Am 26. September 2009 ist Roman Polanski auf dem Flughafen Zürich verhaftet worden, die sprichwörtlichen Geister der Vergangenheit haben ihn eingeholt: 1977 hatte er die damals 13-jährige Samantha Gailey sexuell missbraucht, mehr als 30 Jahre später soll er nun endlich in den USA vor Gericht gestellt werden. 42 Tage lang saß Polanski im Gefängnis, derzeit hält er sich in seinem Schweizer Chalet auf, das "Ghostwriter"-Team hält ihn auf dem Laufenden, wie der Film vom Publikum angenommen wird. "Wir telefonieren einmal täglich mit ihm und bringen ihn auf den neuesten Stand", sagt Ewan McGregor. "Ausgesprochen schade" finde er, dass Polanski bei der Premiere nicht dabei sein könne, schließlich sei der Film mit jeder Faser ein Polanski-Film. "Auch in meiner Darstellung steckt viel von Polanski - viel mehr, als Regisseure üblicherweise in meine Rollen eingreifen", sagt McGregor. Er spielt den namenlosen Ghostwriter als Mann ohne Eigenschaften. Als jemand, der erst zu kämpfen anfängt, als es fast zu spät ist

Gedreht wurde "Der Ghostwriter" im vergangenen Frühjahr unter anderem auf Sylt und Usedom; die Filmförderung Hamburg-Schleswig-Holstein gab Geld hinzu. Da die Geschichte eigentlich an der amerikanischen Ostküste spielt, Polanski aber aus oben genannten Gründen die USA nicht betreten konnte, ohne seine Festnahme zu riskieren, wurden die Inseln kurzerhand zu Martha's Vineyard umgeschminkt. Im Film sieht man viel Meer und menschenleere Strände, peitschenden Wind und Regen. Ein Ort der Abgeschiedenheit, an dem die Hauptattraktion manchmal aus nicht mehr als den beeindruckenden Wolkenspielen am Himmel besteht. Die Strandvilla, in der sich der Ex-Premier mit seiner Frau (Olivia Williams) und seinen Angestellten zurückgezogen hat, ist kein idyllisches Feriendomizil, sondern gleicht einer Festung, auf Sand gebaut. Die Bodyguards mögen es hier gar nicht, wenn man sich unerlaubt entfernt.

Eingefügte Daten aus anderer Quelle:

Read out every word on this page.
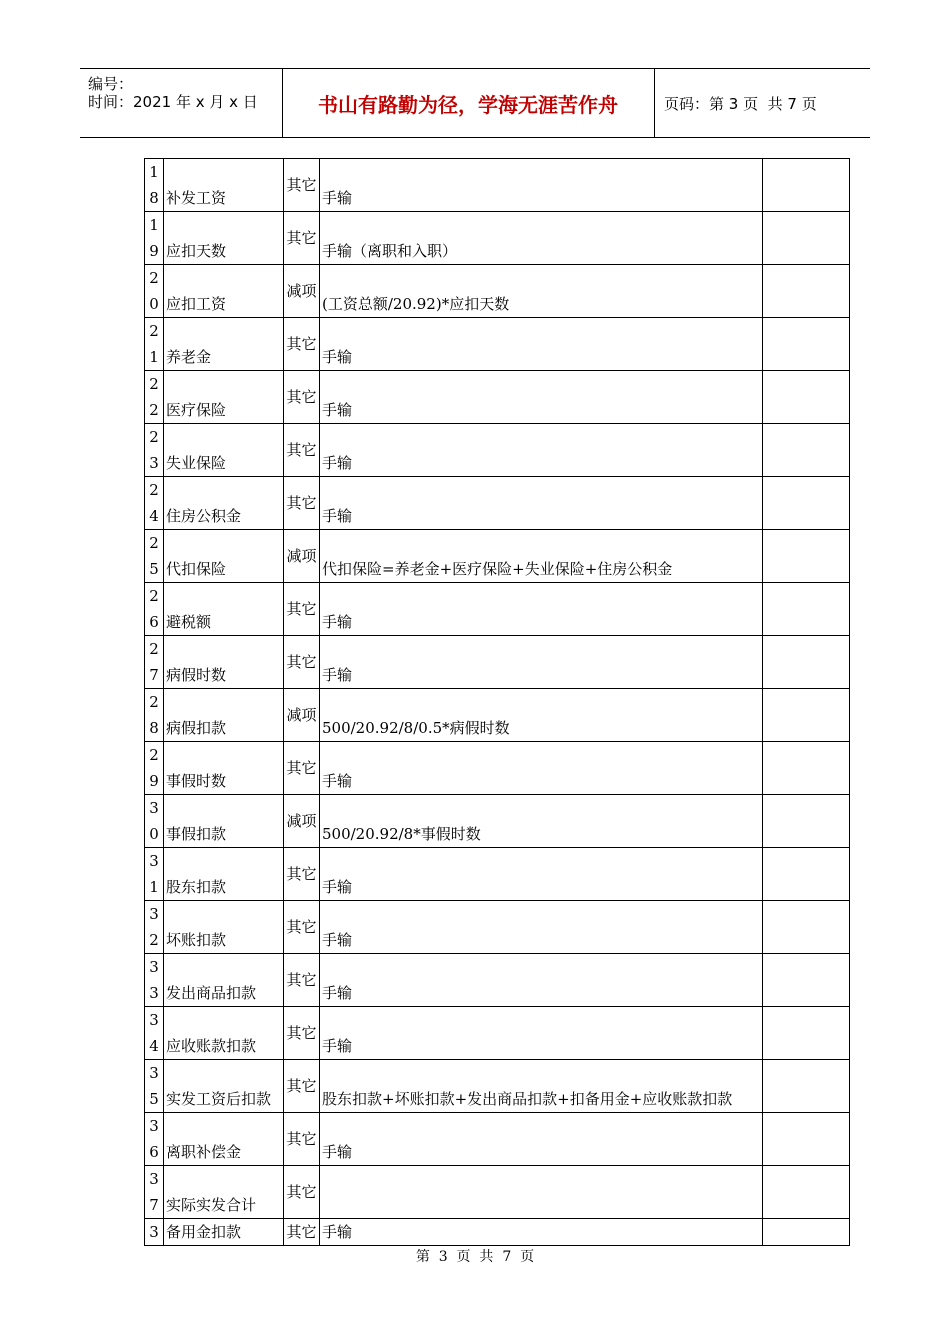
编号：
时间：2021 年 x 月 x 日	书山有路勤为径，学海无涯苦作舟	页码：第 3 页  共 7 页
1
8	补发工资	其它	手输	

1
9	应扣天数	其它	手输（离职和入职）	

2
0	应扣工资	减项	(工资总额/20.92)*应扣天数	

2
1	养老金	其它	手输	

2
2	医疗保险	其它	手输	

2
3	失业保险	其它	手输	

2
4	住房公积金	其它	手输	

2
5	代扣保险	减项	代扣保险=养老金+医疗保险+失业保险+住房公积金	

2
6	避税额	其它	手输	

2
7	病假时数	其它	手输	

2
8	病假扣款	减项	500/20.92/8/0.5*病假时数	

2
9	事假时数	其它	手输	

3
0	事假扣款	减项	500/20.92/8*事假时数	

3
1	股东扣款	其它	手输	

3
2	坏账扣款	其它	手输	

3
3	发出商品扣款	其它	手输	

3
4	应收账款扣款	其它	手输	

3
5	实发工资后扣款	其它	股东扣款+坏账扣款+发出商品扣款+扣备用金+应收账款扣款	

3
6	离职补偿金	其它	手输	

3
7	实际实发合计	其它		
3	备用金扣款	其它	手输	
第  3  页  共  7  页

"Es war ein seltsames und zugleich tolles Gefühl, sich an Orten aufzuhalten, an denen sonst kein Mensch ist", sagt McGregor über die Dreharbeiten auf Sylt. Wenn sich der Himmel wider Erwarten von seiner blauen Seite zeigte, wurde der Dreh verschoben; die Atmosphäre sollte einsam, grau und elend sein. An solchen Tagen sei er am Strand entlangspaziert, das Meer war in der Ferne zu sehen und sein Gesicht irgendwann so kalt, dass er es kaum mehr spürte. "Brrr", McGregor legt beide Hände schützend aufs Gesicht und zieht die Schultern hoch, als würde allein die Erinnerung ihn frösteln lassen.

Dann stopft er sich schnell den letzten Croissanthappen in den Mund, während er bereits aus der Suite hinaussprintet. Die Fernsehkameras warten. Zurück bleibt ein benutzter Teller, wie von Geisterhand voll gekrümelt.